In high school, she decided to devote her life to teaching music to children. Her dream is to direct a regional children’s choir and teach Suzuki cello. She is well on her way to achieving that dream.
“I now am the student intern with the Mountain Empire Children’s Choral Academy. I also run a Suzuki cello studio based in Jonesborough, Tennessee. I love to teach children of all ages. I deeply care about each one of my students and desire to enrich their lives through music. I view each child that comes into my studio as a child with great potential and ability. My goal is to guide my students in becoming fine musicians, but first and foremost, fine people,” Natalie says.
She is working on a bachelor’s degree in vocal music education at East Tennessee State University and hopes to get a job with a choir and expand her cello studio after graduation.
“Every culture has used music as a form of expression – to communicate ideas, express emotions, to celebrate, to mourn, to worship, to entertain. Music connects the human spirit across language barriers, across time and across the globe.
“I find each step of the journey of music education very exciting – from helping the student hold the cello for the first time, to the first successful ‘Twinkle, Twinkle Little Star,’ to performing the Haydn Cello Concerto. I love to see their faces light up as they master a challenging skill. I love seeing their smiles when they enter the choir rehearsal room, eager to sing with their friends. I love to hear their laughter as they find joy in music,” Natalie says.

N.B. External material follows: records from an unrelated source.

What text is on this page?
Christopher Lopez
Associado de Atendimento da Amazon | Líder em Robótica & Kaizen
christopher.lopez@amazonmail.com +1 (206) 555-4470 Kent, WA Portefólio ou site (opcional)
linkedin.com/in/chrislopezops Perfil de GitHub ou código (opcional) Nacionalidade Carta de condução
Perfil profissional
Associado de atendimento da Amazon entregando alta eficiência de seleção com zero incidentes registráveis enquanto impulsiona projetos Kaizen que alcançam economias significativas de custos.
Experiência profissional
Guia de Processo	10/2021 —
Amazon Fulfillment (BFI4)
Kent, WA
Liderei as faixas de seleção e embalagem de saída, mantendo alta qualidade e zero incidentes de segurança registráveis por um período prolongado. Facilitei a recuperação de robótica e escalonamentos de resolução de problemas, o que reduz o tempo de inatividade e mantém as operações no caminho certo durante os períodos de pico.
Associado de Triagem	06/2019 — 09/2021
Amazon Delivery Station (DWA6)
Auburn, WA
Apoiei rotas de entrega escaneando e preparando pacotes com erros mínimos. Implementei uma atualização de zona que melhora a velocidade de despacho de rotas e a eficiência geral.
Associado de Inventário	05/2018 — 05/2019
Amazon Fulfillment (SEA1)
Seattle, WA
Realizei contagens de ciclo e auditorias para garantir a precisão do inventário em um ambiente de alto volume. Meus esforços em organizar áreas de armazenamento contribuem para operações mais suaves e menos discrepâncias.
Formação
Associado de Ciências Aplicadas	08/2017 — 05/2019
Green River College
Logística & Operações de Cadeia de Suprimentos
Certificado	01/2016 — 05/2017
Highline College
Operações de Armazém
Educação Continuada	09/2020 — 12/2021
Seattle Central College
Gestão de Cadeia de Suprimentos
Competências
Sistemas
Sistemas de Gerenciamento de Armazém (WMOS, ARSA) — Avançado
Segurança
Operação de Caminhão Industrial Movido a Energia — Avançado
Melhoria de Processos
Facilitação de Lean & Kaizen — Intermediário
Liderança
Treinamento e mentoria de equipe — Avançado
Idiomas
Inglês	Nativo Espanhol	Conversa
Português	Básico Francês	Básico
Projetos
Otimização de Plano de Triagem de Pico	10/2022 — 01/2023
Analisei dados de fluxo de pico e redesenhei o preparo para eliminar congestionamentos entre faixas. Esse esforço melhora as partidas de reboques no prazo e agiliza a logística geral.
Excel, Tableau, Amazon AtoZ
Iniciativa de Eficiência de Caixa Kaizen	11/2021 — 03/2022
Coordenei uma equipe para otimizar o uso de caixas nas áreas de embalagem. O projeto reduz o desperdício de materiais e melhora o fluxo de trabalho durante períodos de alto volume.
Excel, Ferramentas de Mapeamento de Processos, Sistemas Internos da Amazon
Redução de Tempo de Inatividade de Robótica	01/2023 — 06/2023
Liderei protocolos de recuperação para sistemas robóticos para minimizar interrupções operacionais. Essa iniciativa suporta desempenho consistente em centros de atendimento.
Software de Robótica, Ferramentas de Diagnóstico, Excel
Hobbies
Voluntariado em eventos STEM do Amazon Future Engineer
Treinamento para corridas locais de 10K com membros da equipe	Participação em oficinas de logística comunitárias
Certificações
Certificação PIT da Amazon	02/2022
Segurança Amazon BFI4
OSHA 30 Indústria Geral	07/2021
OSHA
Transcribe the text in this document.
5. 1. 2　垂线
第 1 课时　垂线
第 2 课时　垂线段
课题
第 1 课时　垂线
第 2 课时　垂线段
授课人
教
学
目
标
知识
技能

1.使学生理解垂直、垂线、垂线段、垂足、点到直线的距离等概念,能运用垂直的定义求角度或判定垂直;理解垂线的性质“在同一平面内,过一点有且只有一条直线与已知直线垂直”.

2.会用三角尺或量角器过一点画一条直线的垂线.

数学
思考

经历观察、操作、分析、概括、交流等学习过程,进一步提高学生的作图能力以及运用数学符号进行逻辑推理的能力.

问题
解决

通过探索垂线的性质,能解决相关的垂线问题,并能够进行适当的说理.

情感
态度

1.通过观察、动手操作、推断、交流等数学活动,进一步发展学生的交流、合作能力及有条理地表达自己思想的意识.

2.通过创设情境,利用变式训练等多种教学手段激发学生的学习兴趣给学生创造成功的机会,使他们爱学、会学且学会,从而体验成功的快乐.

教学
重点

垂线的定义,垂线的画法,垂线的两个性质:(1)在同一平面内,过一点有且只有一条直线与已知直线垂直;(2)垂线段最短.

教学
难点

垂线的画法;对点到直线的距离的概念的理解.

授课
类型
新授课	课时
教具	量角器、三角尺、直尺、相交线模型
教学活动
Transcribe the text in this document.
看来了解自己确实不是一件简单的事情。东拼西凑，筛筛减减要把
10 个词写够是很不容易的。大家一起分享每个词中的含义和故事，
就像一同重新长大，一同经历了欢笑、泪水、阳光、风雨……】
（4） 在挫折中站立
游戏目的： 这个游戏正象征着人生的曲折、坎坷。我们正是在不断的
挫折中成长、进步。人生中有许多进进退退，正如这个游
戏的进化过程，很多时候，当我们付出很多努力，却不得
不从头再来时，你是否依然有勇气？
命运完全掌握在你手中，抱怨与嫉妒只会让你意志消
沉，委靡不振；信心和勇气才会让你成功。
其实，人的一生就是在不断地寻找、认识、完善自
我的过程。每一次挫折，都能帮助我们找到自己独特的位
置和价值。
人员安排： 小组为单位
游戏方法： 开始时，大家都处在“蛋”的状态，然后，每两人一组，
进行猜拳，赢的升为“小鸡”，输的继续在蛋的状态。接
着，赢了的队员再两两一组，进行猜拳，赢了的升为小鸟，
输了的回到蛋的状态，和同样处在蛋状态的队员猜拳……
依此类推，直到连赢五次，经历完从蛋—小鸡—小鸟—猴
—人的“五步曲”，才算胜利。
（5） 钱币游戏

Natalie’s musical joy is expressed through the ETSU Chorale and as the principal cellist of the ETSU chamber orchestra. She also performs with Tensegrity, a string quartet, comprised of her and her three brothers.
She sang with MECCA until she graduated from high school and stays involved as an intern. She was also instrumental in helping MECCA stay in touch during the coronavirus restrictions.
“When I graduated from high school last May, which marked the end of my years as a student in MECCA, I never thought that I would be editing virtual choir videos this year in order to help the choirs sing together again.
“Each singer sent me their videos, and I spent hundreds of hours editing audio and video, aligning tracks, balancing voices, etc. The moment I will never forget is when we showed the singers the preview of the finished product during a virtual Zoom meeting. It meant so much to all of them, and to me, to see them singing together again.
“My cello studio has also switched to a virtual format. Video lessons present challenges, but my students and their parents have put forward such an admirable effort. I continue to be amazed by the progress that each student has made over the past few months. I definitely miss seeing my students in person and look forward to the day when it is safe to return to lessons in my studio. Until then, we shall continue to make music,” she says.
Natalie is the daughter of Ralph and Dawn Lugo of Jonesborough, Tennessee. When she isn’t creating music, she enjoys hiking and reading and owns a jewelry business selling her handmade earrings and necklaces.